Implied in the above-stated burden-shifting standard is the fact that, where a nonmoving party fails to adequately respond to a motion for summary judgment, a district court has no duty to perform an independent review of the record to find proof of a factual dispute--even if that nonmoving party is proceeding pro se.*fn5 (This is because the Court extends special solicitude to the pro se litigant, in part by ensuring that he or she has received notice of the consequences of failing to properly respond to the motion for summary judgment.)*fn6 As has often been recognized by both the Supreme Court and Second Circuit, even pro se litigants must obey a district court's procedural rules.*fn7 For this reason, this Court has often enforced Local Rule 7.1(a)(3) by deeming facts set forth in a moving party's statement to have been admitted where the nonmoving party has failed to properly respond to that statement*fn8 --even where the nonmoving party was proceeding pro se in a civil rights case.*fn9
Neither party has objected to any portion of Magistrate Judge Peebles's Report-Recommendation.

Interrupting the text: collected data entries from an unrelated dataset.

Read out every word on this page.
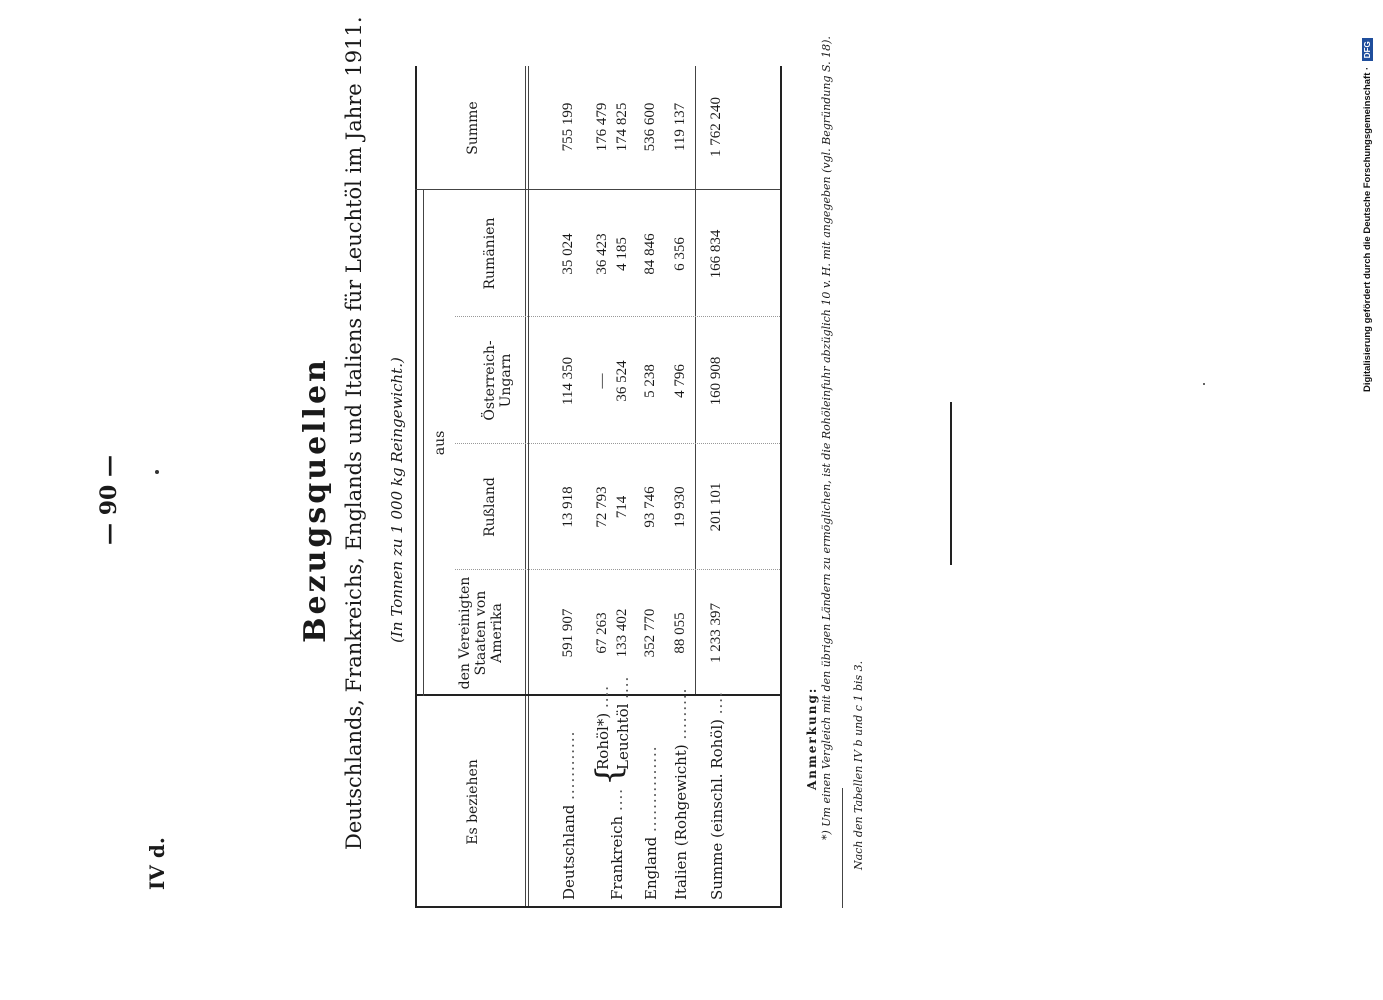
— 90 —
IV d.
Bezugsquellen Deutschlands, Frankreichs, Englands und Italiens für Leuchtöl im Jahre 1911. (In Tonnen zu 1 000 kg Reingewicht.)
Es beziehen
aus
den Vereinigten Staaten von Amerika
Rußland
Österreich-Ungarn
Rumänien
Summe
Deutschland ............
Frankreich ....
{
Rohöl*) ....
Leuchtöl ....
England ............... Italien (Rohgewicht) .........
Summe (einschl. Rohöl) ....
591 907
13 918
114 350
35 024
755 199
67 263
72 793
—
36 423
176 479
133 402
714
36 524
4 185
174 825
352 770
93 746
5 238
84 846
536 600
88 055
19 930
4 796
6 356
119 137
1 233 397
201 101
160 908
166 834
1 762 240
Anmerkung: *) Um einen Vergleich mit den übrigen Ländern zu ermöglichen, ist die Rohöleinfuhr abzüglich 10 v. H. mit angegeben (vgl. Begründung S. 18). Nach den Tabellen IV b und c 1 bis 3.
Digitalisierung gefördert durch die Deutsche Forschungsgemeinschaft · DFG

As a result, the Court reviews the entire Report-Recommendation under the "clear error" standard. After carefully reviewing all of the papers in this action, including Magistrate Judge Peebles's Report-Recommendation, the Court concludes that the Report-Recommendation is not clearly erroneous. Magistrate Judge Peebles employed the proper legal standards, accurately recited the established facts of this case, and reasonably applied the law to those facts. As a result, the Court accepts and adopts the Report-Recommendation in its entirety for the reasons stated therein.*fn10
For example, Magistrate Judge Peebles correctly determined that filing a grievance is a protected activity, and that removal from a prison job may constitute adverse action under certain circumstances. In addition, Magistrate Judge Peebles correctly determined that there is a question of fact as to whether Plaintiff's removal from his prison job constitutes retaliation, given that he was removed from his job in the mess hall within close temporal proximity to his filing grievances relating to the conditions of the mess hall. This Court agrees with Magistrate Judge Peebles that it is quite possible that the motivation for Plaintiff's removal from his position in the mess hall was his asthma and/or asthmatic attack while in the mess hall kitchen recreation area. However, as Magistrate Judge Peebles also noted, the affidavit of Dr. Anthony Graceffo, submitted by Defendants in support of their motion for summary judgment, is evidence of a question of material fact as to the motivation for Plaintiff's removal. As a result, the Court finds, for the same reasons as Magistrate Judge Peebles, that there is an issue of fact as to whether Plaintiff's removal was pretextual.
For all of these reasons, the Court accepts and adopts the Report-Recommendation ACCORDINGLY, it is ORDERED that Magistrate Judge Peebles's Report-Recommendation (Dkt. No. 102) is ACCEPTED and ADOPTED in its entirety; and it is further
ORDERED that Defendants' motion for summary judgment (Dkt. No. 45) is GRANTED in part and DENIED in part; and it is further
ORDERED that Plaintiff's retaliation claim relating to his termination from employment in the prison mess hall survive Defendants' motion for summary judgment and be referred for trial, along with Plaintiff's two retaliation claims relating to his keeplock confinement.